As Indiegogo, one of the largest crowd-funding platforms, grows, the platform is looking for opportunities to empower entrepreneurs and backers with longer-term connections.
I worked with Vanessa Ng, Ken Chen, and Jess Liu to re-design the profile page to reflect the entrepreneur's journey on the platform and create opportunities for backers who want to support the entrepreneur over the long term.
We worked in four sprints: (1) User Research, (2) Concept Development & Prototyping, (3) User Testing, and (4) High-Fidelity Presentation. I led the second sprint, turning user research insights into profile features and iterating on them. I created an asset library for wireframeing and delivered mid-fidelity mockups to the client with annotations explaining our design decisions.
We conducted research by interviewing backers on Indiegogo and entrepreneurs who have run at least one successful campaign on the platform. We discovered that people's main concerns with the current profile page include the page's ability to showcase an entrepreneur's reliability and activity, the page's capabilities for personalization, and its accessibility (currently, it is 3-6 clicks away from the campaign page).
After interviewing backers and entrepreneurs, we sorted our insights into categories to identify users' biggest needs from a profile page.
We constructed personas for backers and entrepreneurs based on our user research. Full personas can be seen here.
For the initial prototyping phase, we were asked to explore 3-6 different profile directions. Based on our insights from backers and entrepreneurs, we sketched profiles that focused on reliability, activity, personalization, and a fourth experimental one on the future of Indiegogo as a marketplace. I encouraged the team to sketch layouts and features separately so we could look for convergence in our designs. After this initial divergence phase, we converged on five main features for each page. For example, for the reliability page, we focused on financial and community presence statistics, reviews of the entrepreneur, display of past projects, top backers, and contact information.
We translated these sketches into mid-fidelity mockups, which we then presented to Indiegogo with annotations justifying each feature that we designed.
We reconnected with our original pool of entrepreneurs from our user research to get their feedback on the layouts and content. To supplement, we also ran unmoderated remote user testing on UserTesting.com.
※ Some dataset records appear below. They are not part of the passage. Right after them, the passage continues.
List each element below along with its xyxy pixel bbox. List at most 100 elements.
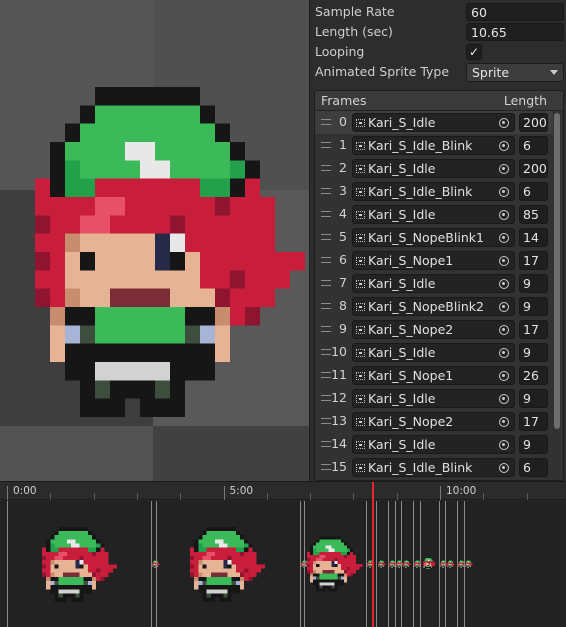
keyframe-marker[interactable] (375, 501, 377, 627)
frame-row[interactable]: 8 Kari_S_NopeBlink2 9 (315, 295, 553, 318)
scrollbar-thumb[interactable] (554, 113, 560, 429)
sprite-object-field[interactable]: Kari_S_Nope2 (352, 320, 515, 339)
animation-timeline[interactable]: 0:00 5:00 10:00 (0, 481, 566, 627)
frame-length-field[interactable]: 9 (519, 343, 548, 362)
frame-thumbnail[interactable] (190, 525, 266, 604)
frame-row[interactable]: 6 Kari_S_Nope1 17 (315, 249, 553, 272)
sprite-asset-icon (356, 349, 365, 357)
object-picker-icon[interactable] (499, 187, 509, 197)
frame-length-field[interactable]: 9 (519, 297, 548, 316)
sprite-object-field[interactable]: Kari_S_Idle (352, 343, 515, 362)
frame-index: 12 (331, 390, 347, 405)
frame-thumbnail[interactable] (422, 557, 436, 571)
keyframe-marker[interactable] (445, 501, 447, 627)
frame-length-field[interactable]: 26 (519, 366, 548, 385)
sprite-object-field[interactable]: Kari_S_Idle (352, 205, 515, 224)
frame-row[interactable]: 10 Kari_S_Idle 9 (315, 341, 553, 364)
ruler-tick (526, 493, 528, 500)
object-picker-icon[interactable] (499, 118, 509, 128)
frame-thumbnail[interactable] (414, 560, 423, 569)
frame-row[interactable]: 4 Kari_S_Idle 85 (315, 203, 553, 226)
frame-length-field[interactable]: 6 (519, 136, 548, 155)
frame-row[interactable]: 7 Kari_S_Idle 9 (315, 272, 553, 295)
object-picker-icon[interactable] (499, 440, 509, 450)
frame-row[interactable]: 15 Kari_S_Idle_Blink 6 (315, 456, 553, 479)
sprite-object-field[interactable]: Kari_S_Idle_Blink (352, 182, 515, 201)
frame-length-field[interactable]: 9 (519, 389, 548, 408)
keyframe-marker[interactable] (7, 501, 8, 627)
sprite-asset-icon (356, 372, 365, 380)
sprite-object-field[interactable]: Kari_S_Idle (352, 113, 515, 132)
keyframe-marker[interactable] (304, 501, 306, 627)
object-picker-icon[interactable] (499, 394, 509, 404)
frame-row[interactable]: 0 Kari_S_Idle 200 (315, 111, 553, 134)
frame-length-field[interactable]: 17 (519, 412, 548, 431)
frame-length-field[interactable]: 6 (519, 182, 548, 201)
frame-row[interactable]: 5 Kari_S_NopeBlink1 14 (315, 226, 553, 249)
sprite-object-field[interactable]: Kari_S_NopeBlink1 (352, 228, 515, 247)
sprite-object-field[interactable]: Kari_S_Idle (352, 159, 515, 178)
object-picker-icon[interactable] (499, 279, 509, 289)
keyframe-marker[interactable] (401, 501, 403, 627)
frame-row[interactable]: 1 Kari_S_Idle_Blink 6 (315, 134, 553, 157)
frame-row[interactable]: 2 Kari_S_Idle 200 (315, 157, 553, 180)
sprite-object-field[interactable]: Kari_S_Idle_Blink (352, 136, 515, 155)
length-field[interactable]: 10.65 (466, 23, 564, 41)
frame-thumbnail[interactable] (447, 560, 456, 569)
frame-row[interactable]: 13 Kari_S_Nope2 17 (315, 410, 553, 433)
object-picker-icon[interactable] (499, 348, 509, 358)
frame-thumbnail[interactable] (41, 525, 117, 604)
frame-length-field[interactable]: 17 (519, 251, 548, 270)
sprite-object-field[interactable]: Kari_S_Idle (352, 274, 515, 293)
frames-scrollbar[interactable] (553, 113, 561, 473)
sprite-object-field[interactable]: Kari_S_Nope2 (352, 412, 515, 431)
frame-length-field[interactable]: 9 (519, 274, 548, 293)
frame-length-field[interactable]: 14 (519, 228, 548, 247)
object-picker-icon[interactable] (499, 210, 509, 220)
object-picker-icon[interactable] (499, 463, 509, 473)
frame-length-field[interactable]: 17 (519, 320, 548, 339)
sprite-asset-icon (356, 119, 365, 127)
frame-thumbnail[interactable] (307, 535, 363, 593)
frame-length-field[interactable]: 200 (519, 113, 548, 132)
object-picker-icon[interactable] (499, 233, 509, 243)
object-picker-icon[interactable] (499, 164, 509, 174)
object-picker-icon[interactable] (499, 141, 509, 151)
frame-row[interactable]: 14 Kari_S_Idle 9 (315, 433, 553, 456)
sprite-object-field[interactable]: Kari_S_NopeBlink2 (352, 297, 515, 316)
sprite-name: Kari_S_Idle_Blink (368, 460, 473, 475)
playhead[interactable] (372, 482, 374, 627)
frame-index: 13 (331, 413, 347, 428)
object-picker-icon[interactable] (499, 325, 509, 335)
sprite-object-field[interactable]: Kari_S_Idle (352, 389, 515, 408)
frame-row[interactable]: 12 Kari_S_Idle 9 (315, 387, 553, 410)
object-picker-icon[interactable] (499, 256, 509, 266)
frame-track[interactable] (0, 501, 566, 627)
object-picker-icon[interactable] (499, 417, 509, 427)
object-picker-icon[interactable] (499, 371, 509, 381)
frame-length-field[interactable]: 200 (519, 159, 548, 178)
object-picker-icon[interactable] (499, 302, 509, 312)
frame-index: 14 (331, 436, 347, 451)
ruler-time-label: 5:00 (229, 485, 254, 497)
frame-row[interactable]: 3 Kari_S_Idle_Blink 6 (315, 180, 553, 203)
keyframe-marker[interactable] (155, 501, 157, 627)
timeline-ruler[interactable]: 0:00 5:00 10:00 (0, 482, 566, 500)
sprite-object-field[interactable]: Kari_S_Nope1 (352, 366, 515, 385)
frame-length-field[interactable]: 9 (519, 435, 548, 454)
frame-row[interactable]: 9 Kari_S_Nope2 17 (315, 318, 553, 341)
keyframe-marker[interactable] (419, 501, 421, 627)
sprite-object-field[interactable]: Kari_S_Nope1 (352, 251, 515, 270)
frame-length-field[interactable]: 85 (519, 205, 548, 224)
frame-thumbnail[interactable] (464, 560, 473, 569)
frame-length-field[interactable]: 6 (519, 458, 548, 477)
sprite-type-dropdown[interactable]: Sprite (466, 63, 564, 82)
frame-thumbnail[interactable] (377, 560, 386, 569)
sample-rate-field[interactable]: 60 (466, 3, 564, 21)
looping-checkbox[interactable]: ✓ (466, 44, 482, 60)
sprite-object-field[interactable]: Kari_S_Idle_Blink (352, 458, 515, 477)
sprite-object-field[interactable]: Kari_S_Idle (352, 435, 515, 454)
ruler-tick (50, 493, 52, 500)
frame-thumbnail[interactable] (403, 560, 412, 569)
frame-row[interactable]: 11 Kari_S_Nope1 26 (315, 364, 553, 387)
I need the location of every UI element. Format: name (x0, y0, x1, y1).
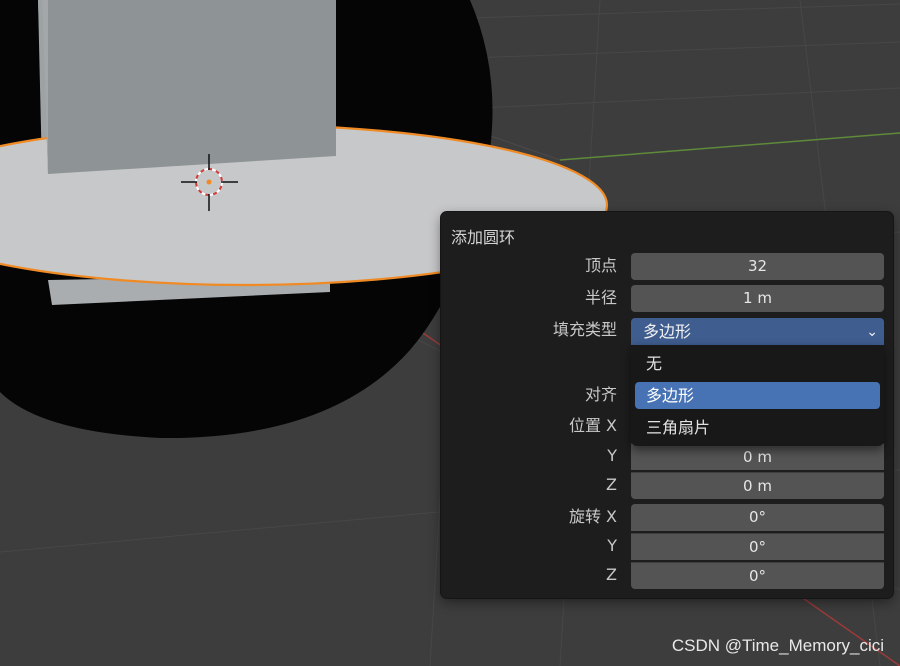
location-x-label: 位置 X (568, 416, 617, 435)
align-label: 对齐 (584, 385, 617, 404)
location-z-field[interactable]: 0 m (631, 472, 884, 499)
rotation-x-label: 旋转 X (568, 507, 617, 526)
add-circle-operator-panel: 添加圆环 顶点 32 半径 1 m 填充类型 多边形 ⌄ 对齐 位置 X Y 0… (441, 212, 893, 598)
vertices-field[interactable]: 32 (631, 253, 884, 280)
fill-type-select[interactable]: 多边形 ⌄ (631, 318, 884, 345)
dropdown-option-triangle-fan[interactable]: 三角扇片 (635, 414, 880, 441)
dropdown-option-ngon[interactable]: 多边形 (635, 382, 880, 409)
location-z-label: Z (606, 475, 617, 494)
rotation-y-field[interactable]: 0° (631, 533, 884, 560)
rotation-x-field[interactable]: 0° (631, 504, 884, 531)
fill-type-value: 多边形 (643, 322, 692, 341)
radius-field[interactable]: 1 m (631, 285, 884, 312)
radius-label: 半径 (584, 288, 617, 307)
location-y-field[interactable]: 0 m (631, 443, 884, 470)
fill-type-label: 填充类型 (552, 320, 617, 339)
dropdown-option-none[interactable]: 无 (635, 350, 880, 377)
fill-type-dropdown-menu: 无 多边形 三角扇片 (631, 345, 884, 446)
chevron-down-icon: ⌄ (866, 324, 878, 340)
rotation-z-field[interactable]: 0° (631, 562, 884, 589)
location-y-label: Y (607, 446, 617, 465)
vertices-label: 顶点 (584, 256, 617, 275)
panel-title[interactable]: 添加圆环 (451, 224, 515, 248)
y-axis-line (559, 132, 900, 161)
rotation-y-label: Y (607, 536, 617, 555)
watermark-text: CSDN @Time_Memory_cici (671, 636, 884, 655)
rotation-z-label: Z (606, 565, 617, 584)
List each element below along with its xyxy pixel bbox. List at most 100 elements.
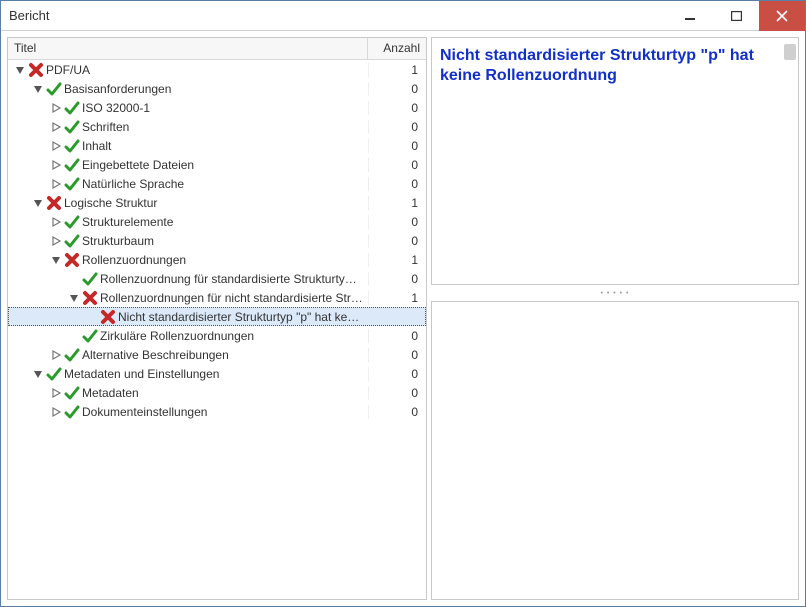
tree-row-label: Rollenzuordnungen [82,253,368,267]
checkmark-icon [46,81,62,97]
checkmark-icon [64,100,80,116]
column-header-count[interactable]: Anzahl [368,38,426,59]
tree-row[interactable]: PDF/UA1 [8,60,426,79]
tree-row-count: 0 [368,177,426,191]
close-button[interactable] [759,1,805,31]
tree-row-label: Metadaten und Einstellungen [64,367,368,381]
tree-disclosure-open-icon[interactable] [50,254,62,266]
checkmark-icon [64,404,80,420]
detail-bottom-panel [431,301,799,600]
tree-disclosure-open-icon[interactable] [68,292,80,304]
tree-row-label: Schriften [82,120,368,134]
tree-disclosure-closed-icon[interactable] [50,159,62,171]
checkmark-icon [64,214,80,230]
error-icon [46,195,62,211]
tree-disclosure-none [86,311,98,323]
tree-row-label: Dokumenteinstellungen [82,405,368,419]
minimize-button[interactable] [667,1,713,31]
detail-top-panel: Nicht standardisierter Strukturtyp "p" h… [431,37,799,285]
tree-disclosure-none [68,330,80,342]
tree-row[interactable]: ISO 32000-10 [8,98,426,117]
tree-row-count: 0 [368,82,426,96]
tree-row-count: 0 [368,348,426,362]
column-header-title[interactable]: Titel [8,38,368,59]
app-window: Bericht Titel Anzahl PDF/UA1Basisanforde… [0,0,806,607]
checkmark-icon [64,157,80,173]
tree-disclosure-closed-icon[interactable] [50,216,62,228]
detail-heading: Nicht standardisierter Strukturtyp "p" h… [440,46,780,86]
checkmark-icon [64,233,80,249]
tree-row-label: Zirkuläre Rollenzuordnungen [100,329,368,343]
tree-row-count: 0 [368,234,426,248]
tree-row-label: Rollenzuordnungen für nicht standardisie… [100,291,368,305]
tree-row-count: 0 [368,329,426,343]
tree-row[interactable]: Metadaten0 [8,383,426,402]
tree-row-label: Logische Struktur [64,196,368,210]
tree-pane: Titel Anzahl PDF/UA1Basisanforderungen0I… [7,37,427,600]
checkmark-icon [82,271,98,287]
tree-row-count: 0 [368,405,426,419]
tree-row[interactable]: Schriften0 [8,117,426,136]
tree-row[interactable]: Metadaten und Einstellungen0 [8,364,426,383]
tree-disclosure-closed-icon[interactable] [50,235,62,247]
tree-disclosure-closed-icon[interactable] [50,102,62,114]
scrollbar-thumb[interactable] [784,44,796,60]
tree-row[interactable]: Zirkuläre Rollenzuordnungen0 [8,326,426,345]
tree-row[interactable]: Logische Struktur1 [8,193,426,212]
tree-header: Titel Anzahl [8,38,426,60]
tree-row[interactable]: Strukturbaum0 [8,231,426,250]
checkmark-icon [82,328,98,344]
tree-disclosure-closed-icon[interactable] [50,178,62,190]
tree-row-label: ISO 32000-1 [82,101,368,115]
tree-row-label: Rollenzuordnung für standardisierte Stru… [100,272,368,286]
checkmark-icon [46,366,62,382]
tree-row-label: Natürliche Sprache [82,177,368,191]
tree-disclosure-closed-icon[interactable] [50,140,62,152]
detail-pane: Nicht standardisierter Strukturtyp "p" h… [431,37,799,600]
tree-disclosure-open-icon[interactable] [32,197,44,209]
tree-row[interactable]: Strukturelemente0 [8,212,426,231]
tree-disclosure-closed-icon[interactable] [50,406,62,418]
tree-row[interactable]: Inhalt0 [8,136,426,155]
tree-row[interactable]: Nicht standardisierter Strukturtyp "p" h… [8,307,426,326]
tree-row-count: 0 [368,139,426,153]
tree-row-count: 0 [368,367,426,381]
tree-body[interactable]: PDF/UA1Basisanforderungen0ISO 32000-10Sc… [8,60,426,599]
tree-disclosure-closed-icon[interactable] [50,121,62,133]
tree-row-count: 1 [368,196,426,210]
window-title: Bericht [9,8,667,23]
tree-disclosure-open-icon[interactable] [32,368,44,380]
tree-row[interactable]: Rollenzuordnungen1 [8,250,426,269]
tree-row[interactable]: Natürliche Sprache0 [8,174,426,193]
tree-row-count: 0 [368,158,426,172]
checkmark-icon [64,347,80,363]
tree-row-count: 0 [368,120,426,134]
tree-row-label: Alternative Beschreibungen [82,348,368,362]
tree-row[interactable]: Alternative Beschreibungen0 [8,345,426,364]
tree-row[interactable]: Rollenzuordnungen für nicht standardisie… [8,288,426,307]
checkmark-icon [64,176,80,192]
tree-row[interactable]: Eingebettete Dateien0 [8,155,426,174]
tree-row-count: 1 [368,291,426,305]
tree-disclosure-open-icon[interactable] [32,83,44,95]
tree-row-count: 0 [368,386,426,400]
tree-disclosure-closed-icon[interactable] [50,349,62,361]
tree-row-count: 0 [368,215,426,229]
error-icon [82,290,98,306]
tree-row-label: Metadaten [82,386,368,400]
content-area: Titel Anzahl PDF/UA1Basisanforderungen0I… [1,31,805,606]
tree-disclosure-closed-icon[interactable] [50,387,62,399]
tree-disclosure-none [68,273,80,285]
tree-disclosure-open-icon[interactable] [14,64,26,76]
tree-row[interactable]: Basisanforderungen0 [8,79,426,98]
checkmark-icon [64,119,80,135]
checkmark-icon [64,385,80,401]
tree-row[interactable]: Dokumenteinstellungen0 [8,402,426,421]
tree-row[interactable]: Rollenzuordnung für standardisierte Stru… [8,269,426,288]
tree-row-count: 1 [368,63,426,77]
horizontal-splitter[interactable]: • • • • • [431,289,799,297]
maximize-button[interactable] [713,1,759,31]
tree-row-label: Strukturbaum [82,234,368,248]
error-icon [64,252,80,268]
error-icon [100,309,116,325]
After conducting user testing, we began to iterate on the layout of our profiles and some of the features on each. For example, after speaking with users, we realized that the product cards we designed needed to serve campaigns at all stages in the process, so we designed for additional edge cases. Another challenge we faced was designing the entrepreneur rating system. During testing, we discovered that people were unsure if the reviews were entrepreneur or campaign reviews, and Indiegogo challenged us to think about how we might help filter out angry spam-type reviews from meaningful ones that could help other backers.
In preparation for our high-fidelity work, we decided to merge the reliability and activity pages because we found that the focus of the two pages was converging on establishing trust between the entrepreneur and the backer. The marketplace and personalization pages were combined into a profile that focuses on establishing the entrepreneur's marketplace presence.
Our final sprint focused on constructing high-fidelity mockups of our profile pages. We let Indiegogo's brand guidelines dictate the styling.
We visited the Indiegogo office to present our findings and designs to the design team. We're excited to see what Indiegogo might do with our research and designs!
Special thanks to Bianca for mentoring us through the project, Genevieve at Indiegogo for offering constructive feedback throughout the process, and Orly at Indiegogo for putting us in contact with entrepreneurs to interview!
After the project concluded, I continued to work on the visual designs for some of the features we created. I iterated on the campaign cards, making changes to the content, colors, iconography, and typography to make them easier to read and create a stronger sense of hierarchy.
After deciding on the final visual design, I designed cards to capture the possible states of a project, from a new campaign to a product on the marketplace.
Finally, I iterated on the reviews concept and prototyped the final design.